Tra le varie iniziative presentate, una Borgo “Rifiuti-Zero”, “100% Rinnovabile” ed indirizzata verso una mobilità sostenibile; il desiderio di una Borgo attenta alle esigenze della salute e al benessere di tutti i cittadini di ogni fascia d’età (iniziative per le quali sono stati individuati vari interventi da portare avanti e tradurre poi in proposte e progetti concreti); una Borgo che fa della cultura il suo fiore all’occhiello, con l’individuazione di numerose iniziative destinate a bambini, ragazzi, adulti e meno giovani: sperimentazione di luoghi redazionali e giornalistici, riqualificazione artistica di spazi del paese ed iniziative in collaborazione con le associazioni del territorio; ma anche una città che renda fruibili gli spazi verdi ai propri cittadini, al fine di garantire un’inclusione senza confini o barriere (si pensi al “Parco Oasi” all’interno del Parco della Misericordia); una Borgo legata all’arte, all’educazione naturalistica ed al benessere (col “Parco Fluviale” lungo la Sieve).

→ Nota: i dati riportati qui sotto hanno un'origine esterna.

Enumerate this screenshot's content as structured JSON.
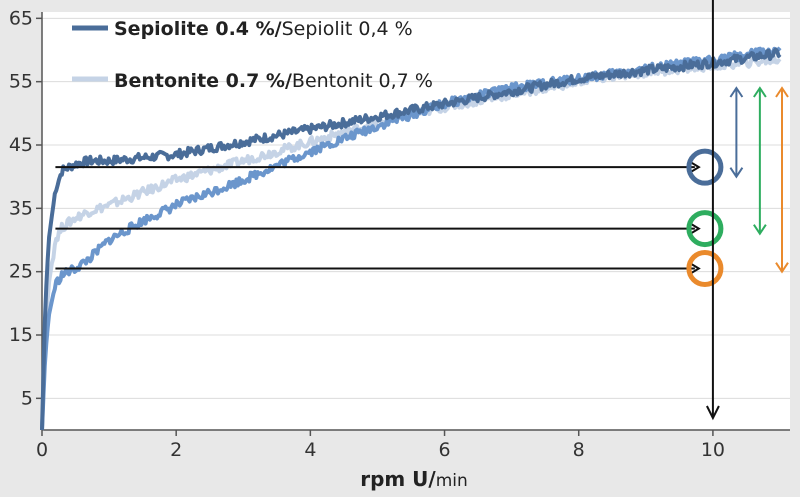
{
  "chart_data": {
    "type": "line",
    "xlabel_main": "rpm  U/",
    "xlabel_unit": "min",
    "ylabel": "",
    "xlim": [
      0,
      11
    ],
    "ylim": [
      0,
      66
    ],
    "x_ticks": [
      0,
      2,
      4,
      6,
      8,
      10
    ],
    "x_tick_labels": [
      "0",
      "2",
      "4",
      "6",
      "8",
      "10"
    ],
    "y_ticks": [
      5,
      15,
      25,
      35,
      45,
      55,
      65
    ],
    "y_tick_labels": [
      "5",
      "15",
      "25",
      "35",
      "45",
      "55",
      "65"
    ],
    "grid": "horizontal",
    "legend_position": "top-left",
    "legend": [
      {
        "bold": "Sepiolite 0.4 %/",
        "normal": "Sepiolit 0,4 %",
        "color": "#4a6d99"
      },
      {
        "bold": "Bentonite 0.7 %/",
        "normal": "Bentonit 0,7 %",
        "color": "#c5d3e6"
      }
    ],
    "series": [
      {
        "name": "Sepiolite 0.4 %/Sepiolit 0,4 %",
        "color": "#4a6d99",
        "x": [
          0,
          0.05,
          0.1,
          0.2,
          0.3,
          0.5,
          0.7,
          1,
          1.5,
          2,
          3,
          4,
          5,
          6,
          7,
          8,
          9,
          10,
          11
        ],
        "y": [
          0,
          20,
          30,
          38,
          41,
          42,
          42.5,
          42.5,
          43,
          43.5,
          45.5,
          47.5,
          49.5,
          51.5,
          53.5,
          55.5,
          56.8,
          58,
          59.5
        ]
      },
      {
        "name": "Bentonite 0.7 %/Bentonit 0,7 %",
        "color": "#c5d3e6",
        "x": [
          0,
          0.05,
          0.1,
          0.2,
          0.3,
          0.5,
          0.7,
          1,
          1.5,
          2,
          3,
          4,
          5,
          6,
          7,
          8,
          9,
          10,
          11
        ],
        "y": [
          0,
          15,
          23,
          30,
          32,
          33.5,
          34.5,
          35.5,
          37.5,
          39.5,
          42.5,
          45.5,
          48.5,
          51,
          53,
          55,
          56.5,
          57.5,
          58.5
        ]
      },
      {
        "name": "",
        "color": "#6b96cc",
        "x": [
          0,
          0.05,
          0.1,
          0.2,
          0.3,
          0.5,
          0.7,
          1,
          1.5,
          2,
          3,
          4,
          5,
          6,
          7,
          8,
          9,
          10,
          11
        ],
        "y": [
          0,
          12,
          18,
          23,
          24.5,
          25.5,
          27,
          30,
          33,
          35.5,
          39.5,
          44,
          48,
          51.5,
          54,
          55.5,
          57,
          58.5,
          60
        ]
      }
    ],
    "reference_lines": [
      {
        "y": 41.5,
        "x_start": 0.2,
        "x_end": 9.85,
        "circle_color": "#4a6d99"
      },
      {
        "y": 31.8,
        "x_start": 0.2,
        "x_end": 9.85,
        "circle_color": "#2ead5f"
      },
      {
        "y": 25.5,
        "x_start": 0.2,
        "x_end": 9.85,
        "circle_color": "#ea8a2c"
      }
    ],
    "vertical_line": {
      "x": 10
    },
    "range_arrows": [
      {
        "x": 10.35,
        "y_top": 54,
        "y_bottom": 40,
        "color": "#4a6d99"
      },
      {
        "x": 10.7,
        "y_top": 54,
        "y_bottom": 31,
        "color": "#2ead5f"
      },
      {
        "x": 11.05,
        "y_top": 54,
        "y_bottom": 25,
        "color": "#ea8a2c"
      }
    ]
  }
}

Un paese, come è stato sottolineato più volte nel corso della serata, unito e solidale, con l’obiettivo di valorizzare le esperienze umane e di costruire una Comunità più coesa. A questi progetti parteciperanno attivamente la scuola e la formazione: tra i vari progetti un nuovo auditorium, spazio polifunzionale; progetti che vadano, nel rispetto dell’autonomia e della specificità di ogni istituto scolastico, ad aprire la realtà scolastica al nostro territorio.

Tante idee, sviluppate dai ragazzi per i ragazzi, come il “Consiglio comunale dei Giovani” o la “Carta dei Giovani”, e varie iniziative rivolte alle problematiche di questa fascia di età.

In poche parole,- conclude il comunicato – un cantiere aperto a spunti, idee, critiche, proposte e riflessioni che i cittadini potranno condividere, tramite social ed e-mail, con questo gruppo eterogeneo ed impegnato che è “Città Aperta”.